Plays Well With Others

Ashes, Ashes …

I’m over my Valentine’s Day tyraid and can now be nice again. I hope you all did something really fantastic with your significant others, even if I dont really believe in the holiday … right now.

I know having to see the truckloads of flowers coming into the office building, nearly made me feel like I was in a mortuary, but that’s just me.

The Diary project is coming along swimmingly. I finished drafting my spec report and submitted it today. I’m not really a technical writer, but it’s my first shot at it, so I’m just hoping it won’t get torn up in front of my face.

I like writing, and that’s one reason I enjoy this journal. At the same time, I’m very nervous when I have to let someone else read something I’ve written. I dont know why, it’s just something about having them read it, and then maybe having them feel it isn’t good enough. I think I’m an okay writer, not that there isn’t room for improvement. I think, because I enjoy doing it, I dont want it to be ruined by someone’s insensitive comments.

So, anyway, I’ve submitted the report and am awaiting feedback. I’m really leaning with the current provider, but have a problem. I’ve mentioned how one of our Vice Presidents owns a diary company, and have a feeling some of my superiors are going to side with him. That would leave me alone fighting for the current provider, because I feel it’s the best for the people using it. I mean, they are just thinking about the politics, about how if they side with him, then they can look good for the VP. I’m thinking more about what’s in the best interest of the users. Of course, I could be totally wrong.

I’m also working on developing a music store. We’re going to be selling music CD’s to people and I’m developing the store for it. It’s actually really easy, because the store is already developed, I just have to design our side of it. So, I’ve been laying out little pictures of CD’s and then some descriptions next to them …

Did I ever tell you how much I love my job? I really do. I mean, at my last job, I was laying out text and charts for a boring computer type magazine. Now, I’m creating diary programs, and making music stores, and working on really cool projects, plus making more money than I’ve ever made before. Woohoo.

Did you take the tree test in the last entry? Well, I was an Ash Tree, because I was born May 25th. Here’s my description:

ASH TREE (the Ambition) – uncommonly attractive, vivacious, impulsive, demanding, does not care for criticism, ambitious, intelligent, talented, likes to play with its fate, can be egoistic, very reliable and trust-worthy, faithful and prudent lover, sometimes brains rule over the heart, but takes partnership very seriously.

What does uncommonly attractive mean? Does that mean I’m drop dead gorgeous? Hmm … I dont think I agree with that. I dont think I’m butt ugly, but not drop dead gorgeous either.. I’m probably average.

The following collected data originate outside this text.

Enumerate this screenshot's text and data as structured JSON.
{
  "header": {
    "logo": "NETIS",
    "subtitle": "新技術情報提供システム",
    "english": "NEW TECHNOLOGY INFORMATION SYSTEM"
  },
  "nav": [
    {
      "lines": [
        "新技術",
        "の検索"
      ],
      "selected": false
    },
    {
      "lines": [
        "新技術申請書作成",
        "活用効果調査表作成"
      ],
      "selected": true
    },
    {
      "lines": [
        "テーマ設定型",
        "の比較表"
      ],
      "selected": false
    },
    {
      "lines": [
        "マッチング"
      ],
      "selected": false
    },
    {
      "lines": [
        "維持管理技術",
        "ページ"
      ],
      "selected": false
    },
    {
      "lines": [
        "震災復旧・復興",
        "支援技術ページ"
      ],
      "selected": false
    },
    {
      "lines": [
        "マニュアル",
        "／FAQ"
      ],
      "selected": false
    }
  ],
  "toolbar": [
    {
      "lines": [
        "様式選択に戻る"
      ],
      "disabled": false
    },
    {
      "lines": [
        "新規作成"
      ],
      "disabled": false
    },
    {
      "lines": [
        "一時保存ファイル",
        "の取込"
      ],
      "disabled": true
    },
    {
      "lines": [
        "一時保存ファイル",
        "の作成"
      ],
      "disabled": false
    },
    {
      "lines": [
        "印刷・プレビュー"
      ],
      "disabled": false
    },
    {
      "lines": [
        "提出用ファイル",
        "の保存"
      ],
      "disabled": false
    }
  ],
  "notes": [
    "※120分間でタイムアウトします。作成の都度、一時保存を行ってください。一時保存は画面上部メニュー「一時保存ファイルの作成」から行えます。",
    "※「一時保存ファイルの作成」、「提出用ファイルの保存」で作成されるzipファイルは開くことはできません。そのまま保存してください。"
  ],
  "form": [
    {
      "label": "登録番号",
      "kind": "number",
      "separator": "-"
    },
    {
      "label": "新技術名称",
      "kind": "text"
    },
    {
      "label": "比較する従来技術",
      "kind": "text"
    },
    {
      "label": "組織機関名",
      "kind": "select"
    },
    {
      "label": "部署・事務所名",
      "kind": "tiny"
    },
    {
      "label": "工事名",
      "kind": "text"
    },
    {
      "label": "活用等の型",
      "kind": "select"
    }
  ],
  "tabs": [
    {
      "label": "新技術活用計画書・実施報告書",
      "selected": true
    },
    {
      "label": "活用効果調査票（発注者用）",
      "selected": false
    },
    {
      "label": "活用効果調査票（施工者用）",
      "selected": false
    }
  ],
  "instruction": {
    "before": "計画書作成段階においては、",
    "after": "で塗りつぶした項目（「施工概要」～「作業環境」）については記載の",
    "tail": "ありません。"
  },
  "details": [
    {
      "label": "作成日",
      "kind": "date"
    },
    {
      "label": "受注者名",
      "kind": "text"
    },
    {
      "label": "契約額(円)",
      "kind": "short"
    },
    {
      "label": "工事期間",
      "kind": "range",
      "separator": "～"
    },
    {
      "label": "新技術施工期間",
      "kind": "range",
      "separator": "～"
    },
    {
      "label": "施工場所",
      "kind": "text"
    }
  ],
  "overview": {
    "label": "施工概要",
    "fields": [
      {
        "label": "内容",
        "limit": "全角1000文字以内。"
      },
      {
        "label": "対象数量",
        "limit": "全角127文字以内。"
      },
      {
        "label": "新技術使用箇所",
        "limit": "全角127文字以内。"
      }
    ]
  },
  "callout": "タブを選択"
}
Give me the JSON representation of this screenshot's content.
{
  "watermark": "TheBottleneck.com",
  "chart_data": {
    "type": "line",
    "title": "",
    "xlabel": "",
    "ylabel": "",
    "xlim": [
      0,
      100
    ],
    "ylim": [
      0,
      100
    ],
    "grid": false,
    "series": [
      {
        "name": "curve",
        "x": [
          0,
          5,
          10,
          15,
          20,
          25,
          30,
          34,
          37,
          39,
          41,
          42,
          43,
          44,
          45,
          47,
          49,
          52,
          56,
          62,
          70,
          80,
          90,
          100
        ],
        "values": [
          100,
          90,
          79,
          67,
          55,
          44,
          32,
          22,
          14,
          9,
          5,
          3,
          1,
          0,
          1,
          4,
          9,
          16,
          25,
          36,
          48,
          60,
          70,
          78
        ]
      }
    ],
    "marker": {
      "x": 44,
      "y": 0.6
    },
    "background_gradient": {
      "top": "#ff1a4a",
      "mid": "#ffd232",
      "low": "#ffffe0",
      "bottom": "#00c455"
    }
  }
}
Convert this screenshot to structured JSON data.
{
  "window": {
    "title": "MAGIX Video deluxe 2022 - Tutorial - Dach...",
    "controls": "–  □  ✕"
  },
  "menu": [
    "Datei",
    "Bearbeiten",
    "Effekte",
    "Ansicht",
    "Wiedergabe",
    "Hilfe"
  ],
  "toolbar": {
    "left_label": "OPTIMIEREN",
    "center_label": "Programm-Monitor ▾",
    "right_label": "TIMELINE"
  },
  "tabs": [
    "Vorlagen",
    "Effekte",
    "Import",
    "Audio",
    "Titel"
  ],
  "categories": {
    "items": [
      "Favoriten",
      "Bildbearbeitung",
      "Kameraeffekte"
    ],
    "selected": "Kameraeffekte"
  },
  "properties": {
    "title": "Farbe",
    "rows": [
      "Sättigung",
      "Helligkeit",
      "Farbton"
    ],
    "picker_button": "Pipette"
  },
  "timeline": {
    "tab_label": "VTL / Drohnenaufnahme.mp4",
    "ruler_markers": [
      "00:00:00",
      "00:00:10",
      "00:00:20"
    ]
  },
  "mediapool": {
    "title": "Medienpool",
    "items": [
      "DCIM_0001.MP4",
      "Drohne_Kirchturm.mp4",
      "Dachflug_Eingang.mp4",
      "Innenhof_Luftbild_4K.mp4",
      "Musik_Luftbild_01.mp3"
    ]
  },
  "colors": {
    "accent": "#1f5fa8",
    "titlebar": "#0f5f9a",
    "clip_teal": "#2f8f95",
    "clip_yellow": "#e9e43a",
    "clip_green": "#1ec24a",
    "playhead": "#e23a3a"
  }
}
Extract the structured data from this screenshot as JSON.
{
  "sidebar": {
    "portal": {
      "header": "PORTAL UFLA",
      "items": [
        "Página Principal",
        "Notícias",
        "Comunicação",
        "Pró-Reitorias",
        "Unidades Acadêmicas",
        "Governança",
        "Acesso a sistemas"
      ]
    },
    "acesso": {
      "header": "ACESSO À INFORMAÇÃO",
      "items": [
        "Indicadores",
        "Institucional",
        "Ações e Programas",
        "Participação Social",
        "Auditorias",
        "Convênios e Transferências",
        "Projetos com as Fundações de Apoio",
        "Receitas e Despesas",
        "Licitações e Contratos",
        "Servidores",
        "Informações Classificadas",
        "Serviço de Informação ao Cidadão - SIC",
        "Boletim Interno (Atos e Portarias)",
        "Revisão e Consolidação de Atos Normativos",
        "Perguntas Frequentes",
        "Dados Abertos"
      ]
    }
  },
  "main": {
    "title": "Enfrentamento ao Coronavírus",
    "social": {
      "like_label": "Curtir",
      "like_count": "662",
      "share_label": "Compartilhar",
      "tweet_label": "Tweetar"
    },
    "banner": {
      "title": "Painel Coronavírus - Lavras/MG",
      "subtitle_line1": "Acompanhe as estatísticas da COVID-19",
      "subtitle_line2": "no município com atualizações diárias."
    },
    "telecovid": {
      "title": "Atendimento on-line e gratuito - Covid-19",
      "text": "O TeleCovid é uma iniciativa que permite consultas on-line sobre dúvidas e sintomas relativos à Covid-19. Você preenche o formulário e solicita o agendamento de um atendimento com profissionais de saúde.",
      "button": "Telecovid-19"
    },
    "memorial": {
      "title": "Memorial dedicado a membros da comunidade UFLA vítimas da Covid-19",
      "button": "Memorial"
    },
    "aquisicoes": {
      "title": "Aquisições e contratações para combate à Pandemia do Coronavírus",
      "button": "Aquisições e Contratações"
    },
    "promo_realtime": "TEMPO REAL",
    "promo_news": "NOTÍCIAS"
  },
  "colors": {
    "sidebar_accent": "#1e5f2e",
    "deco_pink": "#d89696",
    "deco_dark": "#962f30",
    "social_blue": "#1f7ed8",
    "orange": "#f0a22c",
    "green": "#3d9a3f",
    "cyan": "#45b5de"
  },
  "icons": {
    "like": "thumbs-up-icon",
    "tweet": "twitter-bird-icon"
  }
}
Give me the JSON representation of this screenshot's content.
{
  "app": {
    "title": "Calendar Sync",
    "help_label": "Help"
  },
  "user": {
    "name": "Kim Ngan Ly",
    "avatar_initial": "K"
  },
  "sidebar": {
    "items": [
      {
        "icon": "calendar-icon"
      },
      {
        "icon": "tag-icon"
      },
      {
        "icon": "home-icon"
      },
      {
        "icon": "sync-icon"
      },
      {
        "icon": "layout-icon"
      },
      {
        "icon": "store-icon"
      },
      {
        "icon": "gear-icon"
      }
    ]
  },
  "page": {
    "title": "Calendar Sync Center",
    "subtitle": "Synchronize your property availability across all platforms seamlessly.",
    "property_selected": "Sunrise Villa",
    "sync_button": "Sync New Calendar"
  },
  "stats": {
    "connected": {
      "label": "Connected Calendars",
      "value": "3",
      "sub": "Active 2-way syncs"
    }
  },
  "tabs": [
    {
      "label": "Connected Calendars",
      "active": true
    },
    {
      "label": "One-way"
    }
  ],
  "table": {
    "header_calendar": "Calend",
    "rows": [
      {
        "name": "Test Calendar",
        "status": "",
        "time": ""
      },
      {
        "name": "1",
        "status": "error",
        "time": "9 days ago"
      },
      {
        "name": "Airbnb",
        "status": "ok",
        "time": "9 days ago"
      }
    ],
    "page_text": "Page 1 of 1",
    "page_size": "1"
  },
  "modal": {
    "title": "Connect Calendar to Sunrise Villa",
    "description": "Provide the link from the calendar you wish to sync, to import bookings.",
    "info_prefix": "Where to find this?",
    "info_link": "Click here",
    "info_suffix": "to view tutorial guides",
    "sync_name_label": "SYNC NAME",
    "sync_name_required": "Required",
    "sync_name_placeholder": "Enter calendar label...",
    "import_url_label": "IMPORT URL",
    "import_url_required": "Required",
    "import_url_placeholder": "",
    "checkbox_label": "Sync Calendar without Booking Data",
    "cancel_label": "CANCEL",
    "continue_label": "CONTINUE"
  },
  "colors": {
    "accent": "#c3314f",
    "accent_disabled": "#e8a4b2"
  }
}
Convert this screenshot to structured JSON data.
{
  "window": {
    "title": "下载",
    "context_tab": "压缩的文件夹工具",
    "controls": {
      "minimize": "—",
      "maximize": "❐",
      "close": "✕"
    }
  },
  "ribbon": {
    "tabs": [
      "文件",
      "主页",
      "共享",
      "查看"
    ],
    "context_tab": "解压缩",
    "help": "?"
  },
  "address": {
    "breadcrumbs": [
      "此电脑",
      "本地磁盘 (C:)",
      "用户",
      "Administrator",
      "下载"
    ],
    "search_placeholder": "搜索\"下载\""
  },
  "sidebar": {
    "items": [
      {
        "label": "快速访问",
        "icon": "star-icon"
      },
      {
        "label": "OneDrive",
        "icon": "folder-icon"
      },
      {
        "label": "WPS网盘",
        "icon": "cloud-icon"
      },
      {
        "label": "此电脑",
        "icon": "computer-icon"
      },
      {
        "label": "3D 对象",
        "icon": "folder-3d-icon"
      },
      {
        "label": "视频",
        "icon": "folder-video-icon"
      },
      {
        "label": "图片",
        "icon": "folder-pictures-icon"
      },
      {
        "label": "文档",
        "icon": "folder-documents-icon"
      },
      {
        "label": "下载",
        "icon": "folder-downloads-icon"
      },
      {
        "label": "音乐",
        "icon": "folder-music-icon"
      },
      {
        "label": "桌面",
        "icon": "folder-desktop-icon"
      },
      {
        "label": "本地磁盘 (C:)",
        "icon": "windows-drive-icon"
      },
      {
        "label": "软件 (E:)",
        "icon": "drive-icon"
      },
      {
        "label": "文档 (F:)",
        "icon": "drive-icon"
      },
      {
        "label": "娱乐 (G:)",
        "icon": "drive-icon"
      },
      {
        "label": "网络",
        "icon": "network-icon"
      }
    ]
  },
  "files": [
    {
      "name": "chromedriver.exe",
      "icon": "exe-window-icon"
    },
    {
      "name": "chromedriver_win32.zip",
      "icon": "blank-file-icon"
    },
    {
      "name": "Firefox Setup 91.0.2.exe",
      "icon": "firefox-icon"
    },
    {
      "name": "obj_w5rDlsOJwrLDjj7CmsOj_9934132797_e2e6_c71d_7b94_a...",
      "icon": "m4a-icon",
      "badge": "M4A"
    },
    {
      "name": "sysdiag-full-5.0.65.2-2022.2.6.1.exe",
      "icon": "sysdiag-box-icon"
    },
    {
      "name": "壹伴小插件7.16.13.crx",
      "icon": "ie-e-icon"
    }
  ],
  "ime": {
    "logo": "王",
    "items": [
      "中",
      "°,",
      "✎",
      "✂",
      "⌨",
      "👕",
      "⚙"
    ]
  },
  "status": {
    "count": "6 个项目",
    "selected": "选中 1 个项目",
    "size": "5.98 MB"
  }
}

Vivacious? I dont understand vivacious … it means full of animation and spirit. I dont feel very vivacious lately.. I actually feel more tired. I’m always tired.

Impulsive? I can agree with this. I’m very impulsive. When I think of something, I do it immediately without much thought to the results.

Demanding? This makes me laugh. I’m probably the least demanding person on the face of the earth, well, except for myself. I’m pretty demanding of myself, but totally not of other people.

Does not care for criticism? Well, who like criticism. I can usually deal with it. I mean I dont care to hear it, but it only helps in the end, if explained properly. It’s all in how the person delivers the criticism.

Ambitious? Eager, wanting power. Um, like I want power. I want to rule the entire world, but I dont think I’m that power hungry. Just put me on a pedestal and shutup …

Intelligent? Well, I guess I’m intelligent. I mean, I know stuff. I’m not great with trivia, and little pieces of knowledge.

Talented? Well, I’ll pat myself on the back. Look at my beautiful web page. Okay, I’m full of crap, but I guess we all have talents.

Likes to play with it’s fate? Erm, I’m not sure about this.

Can be egoistic? Oh, yeah, that’s me, mr. big head. I’m so full of myself.

Very reliable and trustworthy? Okay, so I’m mr. reliable and trustworthy. That makes you tons of friends. Oh, Greg, he’ll do anything.

Faithful and prudent lover? Erm, I think I’ll take the fifth on this one. You’ll just have to experience the love machine to find out. 🙂

Brains rule over the heart? Well, yeah. As you can tell, I’m always working, instead of being involved in a relationship.

… but takes partnership very seriously? This is right on. When I am in a relationship, it’s the most important thing in the world. It’s just getting to that point.

It’s spanish class night. Woohoo. I love that class. It’s fun. I still need to drop my other one, or they’ll give me an F in the class even though I never attended.